Banking Sector Data (SARB)

Basel III addresses systemic risks through capital quality, risk coverage, and additional buffers.

This data is released by the SARB: Banking Sector Information.

Pillar 1: Minimum Regulatory Capital

Pillar 1, relating to the determination of the minimum required regulatory capital in respect of credit, market and operational risk, including the application and approval processes that were followed in respect of credit and operational risk, where banks targeted approaches other than the base approaches, the quantitative impact studies, field tests and parallel runs, and the recognition of eligible external credit assessment institutions.

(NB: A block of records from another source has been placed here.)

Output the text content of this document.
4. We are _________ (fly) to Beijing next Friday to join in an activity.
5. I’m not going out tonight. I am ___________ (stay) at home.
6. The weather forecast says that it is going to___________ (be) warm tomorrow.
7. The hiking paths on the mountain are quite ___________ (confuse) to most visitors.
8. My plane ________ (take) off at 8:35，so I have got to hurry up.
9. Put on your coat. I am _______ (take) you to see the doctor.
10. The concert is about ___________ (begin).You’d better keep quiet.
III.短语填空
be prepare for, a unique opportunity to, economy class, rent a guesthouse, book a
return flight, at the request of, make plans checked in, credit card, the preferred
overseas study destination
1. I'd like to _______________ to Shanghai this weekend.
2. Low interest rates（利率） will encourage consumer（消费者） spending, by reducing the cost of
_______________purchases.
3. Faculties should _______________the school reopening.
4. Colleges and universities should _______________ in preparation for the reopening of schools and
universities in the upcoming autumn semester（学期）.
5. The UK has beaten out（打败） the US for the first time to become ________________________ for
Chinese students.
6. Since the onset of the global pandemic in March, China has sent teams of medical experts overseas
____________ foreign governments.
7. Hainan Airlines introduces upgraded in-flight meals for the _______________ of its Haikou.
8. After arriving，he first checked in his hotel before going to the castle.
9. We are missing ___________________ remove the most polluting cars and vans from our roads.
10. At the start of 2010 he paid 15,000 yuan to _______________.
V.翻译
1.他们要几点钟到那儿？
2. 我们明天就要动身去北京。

  • Credit Risk: The risk of loss from a borrower failing to repay a loan or meet contractual obligations. Banks must maintain sufficient capital to cover potential losses from their lending activities.
  • Market Risk: The risk of losses in on- and off-balance sheet positions arising from movements in market prices. This includes risks associated with trading activities and holdings in securities.
  • Operational Risk: The risk of loss resulting from inadequate or failed internal processes, people, and systems, or from external events.

The key ratios under this pillar are the Common Equity Tier 1 (CET1) Capital Ratio, Tier 1 Capital Ratio, and Total Capital Ratio. These ratios ensure that banks have enough capital to withstand financial stress and absorb losses.

Pillar 2: Capital Management

Pillar 2, relating to capital management, including the initial internal capital adequacy assessment process (ICAAP) assessments and the updating of the supervisory review and evaluation process (SREP).

  • Banks are required to implement a robust process for assessing their overall capital adequacy in relation to their risk profile and a strategy for maintaining their capital levels (Internal Capital Adequacy Assessment Process or ICAAP).
  • SARB reviews and evaluates how well banks assess their capital needs relative to their risks (Supervisory Review and Evaluation Process or SREP). This includes assessing the quality of the bank’s risk management and control processes, and the ability to withstand various stress scenarios.

Pillar 3: Market Discipline

Pillar 3, relating to market discipline, which included industry training.

  • Banks are obliged to publish detailed information about their financial condition, risk exposure, risk assessment methodologies, and capital adequacy. This transparency helps market participants assess the risk profile of banks and the adequacy of their capital buffers.
  • SARB ensures that the disclosures made by banks are in line with the regulatory requirements and provides market participants with the information needed to make informed decisions.